Specifically, Patrick said recent changes in headcount have exacerbated health problems.

- The big health problems at Goldman Sachs are not physical, but mental

There are two main reasons why people take time off work, said Patrick: muscular skeletal issues and mental health. Mental health issues are a particular problem because they can be stigmatised and it’s more difficult to recognise the symptoms.

-  People at Goldman are being taught to recognise the symptoms of mental health problems and to feel no stigma about seeking help

There needs to be an awareness of symptoms like sleep problems or skin rashes, said Patrick. People suffering from the symptoms need to know that they can seek help confidentially.

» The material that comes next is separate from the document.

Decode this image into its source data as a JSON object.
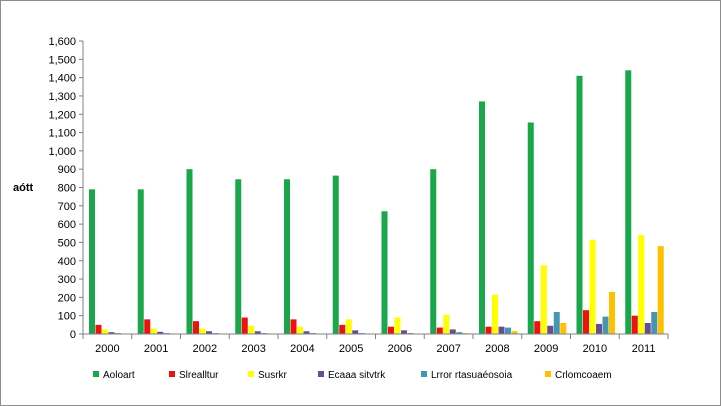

-  Goldman gathers a huge amount of information on the wellness of its employees

Patrick reiterated this several times.

-  There is NO trend: anyone, at any level, can be affected by stress and mental health problems

Patrick said they’ve analysed the data and discovered problems can affect anyone, in any business, at any level: there is no trend or stereotype.

-  Goldman’s chief executive for Europe (Michael Sherwood?) has made two videos about the importance of recognising when staff aren’t coping

Manager must be equipped to recognise when their staff are having problems dealing with stress, said Watt. This can be a challenge to the extent that it means spending time with people and when business is difficult managers can find themselves focused on revenue-generating activities.

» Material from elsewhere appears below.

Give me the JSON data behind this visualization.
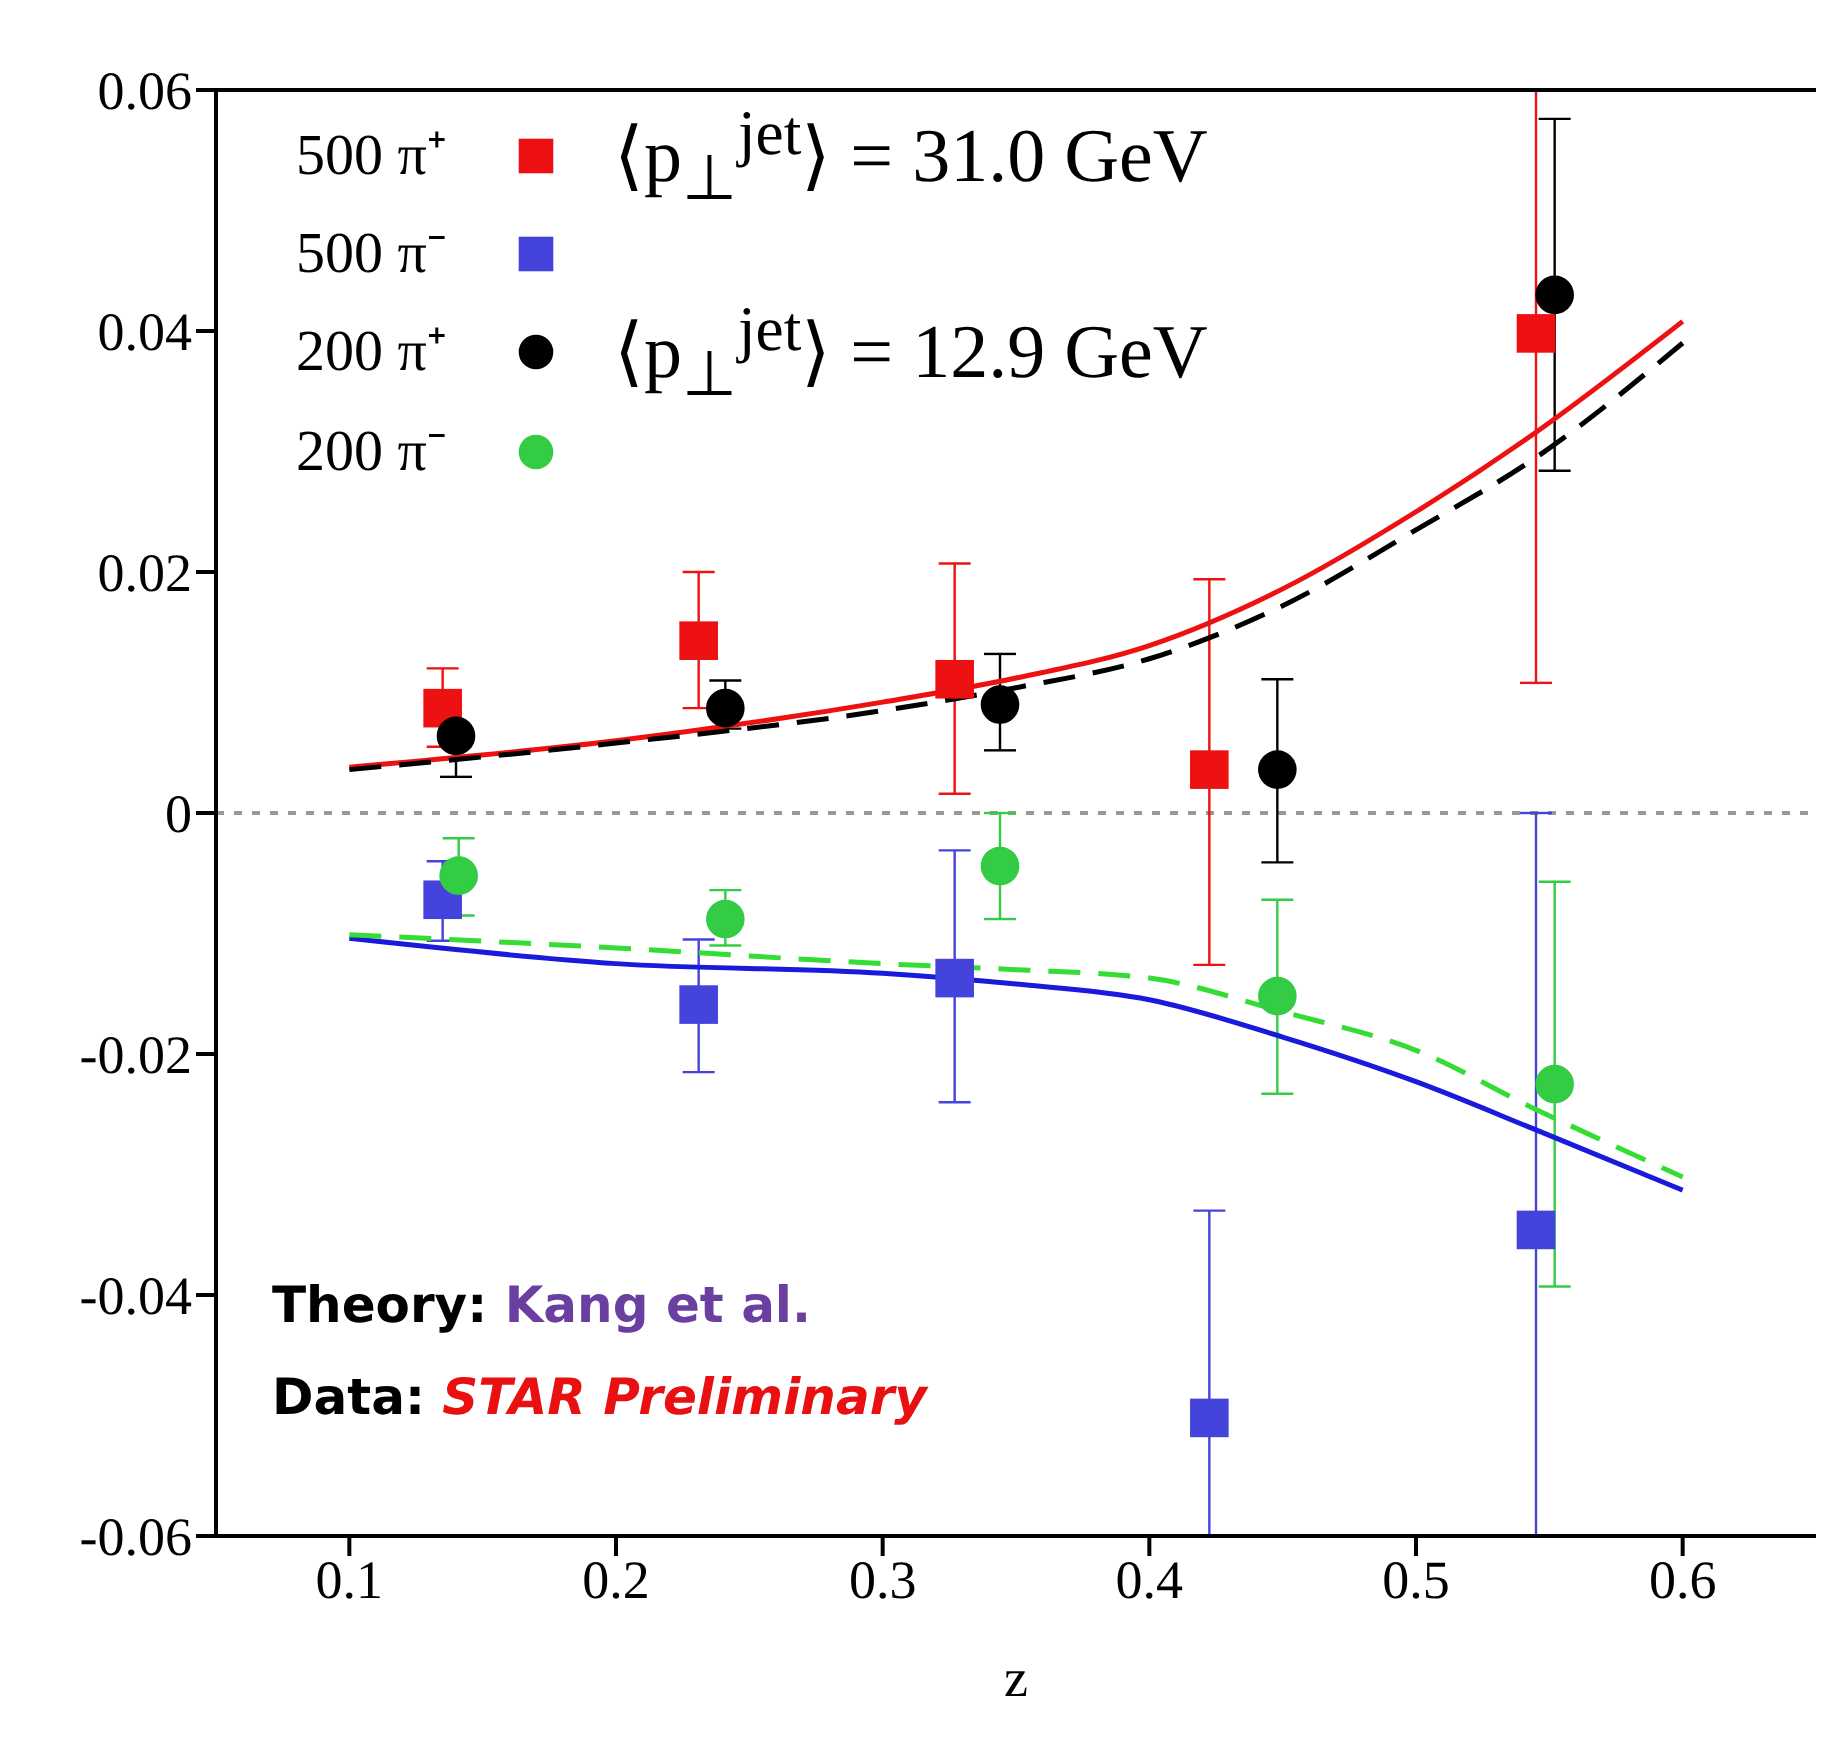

-   Goldman has run seminars on mindfulness and happiness. 1,000 people came to the happiness seminar

When Goldman held a happiness seminar, 1,000 people attended. Someone put up their hand and asked: “What are three things that will make me happy?” That was a bit sad, Watt admitted.

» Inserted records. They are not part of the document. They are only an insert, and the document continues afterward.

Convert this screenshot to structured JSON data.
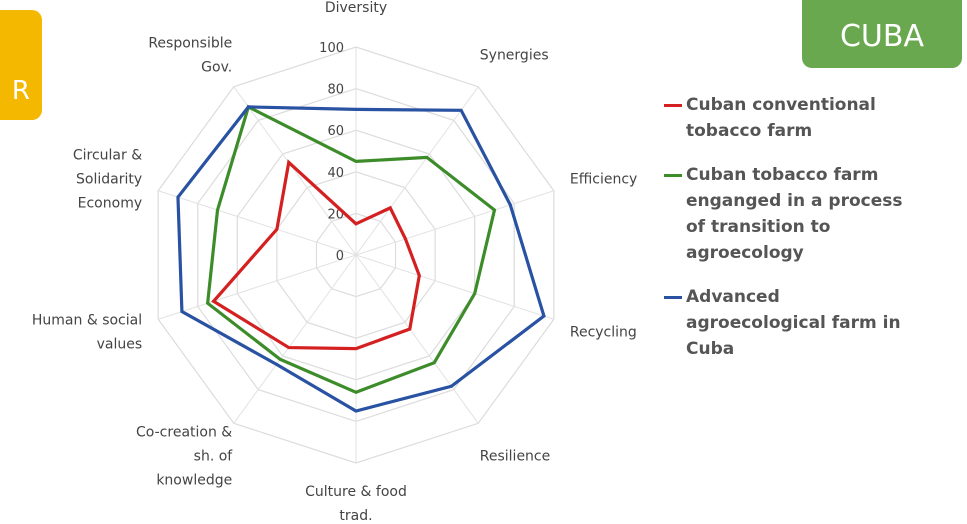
{
  "badges": {
    "left_text": "R",
    "right_text": "CUBA"
  },
  "chart_data": {
    "type": "radar",
    "categories": [
      "Diversity",
      "Synergies",
      "Efficiency",
      "Recycling",
      "Resilience",
      "Culture & food\ntrad.",
      "Co-creation &\nsh. of\nknowledge",
      "Human & social\nvalues",
      "Circular &\nSolidarity\nEconomy",
      "Responsible\nGov."
    ],
    "ylim": [
      0,
      100
    ],
    "ticks": [
      0,
      20,
      40,
      60,
      80,
      100
    ],
    "grid": true,
    "legend_position": "right",
    "series": [
      {
        "name": "Cuban conventional\ntobacco farm",
        "color": "#d42020",
        "values": [
          15,
          28,
          25,
          32,
          44,
          45,
          55,
          72,
          40,
          55
        ]
      },
      {
        "name": "Cuban tobacco farm\nenganged in a process\nof transition to\nagroecology",
        "color": "#3d8c2a",
        "values": [
          45,
          58,
          70,
          60,
          64,
          66,
          62,
          75,
          70,
          88
        ]
      },
      {
        "name": "Advanced\nagroecological farm in\nCuba",
        "color": "#2952a3",
        "values": [
          70,
          86,
          78,
          95,
          78,
          75,
          65,
          88,
          90,
          88
        ]
      }
    ]
  }
}
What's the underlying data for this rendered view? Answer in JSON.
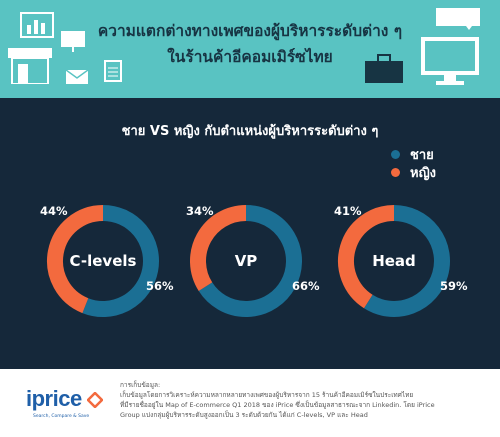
{
  "header": {
    "title_line1": "ความแตกต่างทางเพศของผู้บริหารระดับต่าง ๆ",
    "title_line2": "ในร้านค้าอีคอมเมิร์ซไทย"
  },
  "panel": {
    "title": "ชาย VS หญิง กับตำแหน่งผู้บริหารระดับต่าง ๆ",
    "legend": [
      {
        "label": "ชาย",
        "color": "#1b6f94"
      },
      {
        "label": "หญิง",
        "color": "#f36a3e"
      }
    ]
  },
  "chart_data": {
    "type": "pie",
    "series_names": [
      "ชาย",
      "หญิง"
    ],
    "colors": {
      "male": "#1b6f94",
      "female": "#f36a3e"
    },
    "charts": [
      {
        "label": "C-levels",
        "male": 56,
        "female": 44,
        "male_text": "56%",
        "female_text": "44%"
      },
      {
        "label": "VP",
        "male": 66,
        "female": 34,
        "male_text": "66%",
        "female_text": "34%"
      },
      {
        "label": "Head",
        "male": 59,
        "female": 41,
        "male_text": "59%",
        "female_text": "41%"
      }
    ]
  },
  "footer": {
    "logo_text": "iprice",
    "logo_tagline": "Search, Compare & Save",
    "note_heading": "การเก็บข้อมูล:",
    "note_line1": "เก็บข้อมูลโดยการวิเคราะห์ความหลากหลายทางเพศของผู้บริหารจาก 15 ร้านค้าอีคอมเมิร์ซในประเทศไทย",
    "note_line2": "ที่มีรายชื่ออยู่ใน Map of E-commerce Q1 2018 ของ iPrice ซึ่งเป็นข้อมูลสาธารณะจาก Linkedin. โดย iPrice",
    "note_line3": "Group แบ่งกลุ่มผู้บริหารระดับสูงออกเป็น 3 ระดับด้วยกัน ได้แก่ C-levels, VP และ Head"
  }
}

-   Goldman’s focus is not face time, it’s flexibility

Goldman’s onsite gym is open from 6am to 10pm and people can go there whenever they like. Managers need to appreciate that it’s ok to take a two hour lunchbreak. “It’s wrong to say that flexible working is only for parents,” Watt stressed.

-   Goldman may be actively encouraging its employees to stop smoking and asking local eateries to serve healthy foodstuffs

“If you see three or four people outside smoking, are there things you can do to stop them?” asked Watt. “Have you spoken to local sandwich shops about healthier options?” It was unclear whether he was speaking rhetorically.

-   Since Greg Smith, Goldman managers may have been encouraged to take note of employee dissatisfaction

We have had issues where people left and said they things they should have said to their managers, explained Watt. Because of this, the firm is placing more emphasis on manager engagement, buddying and mentoring, he implied.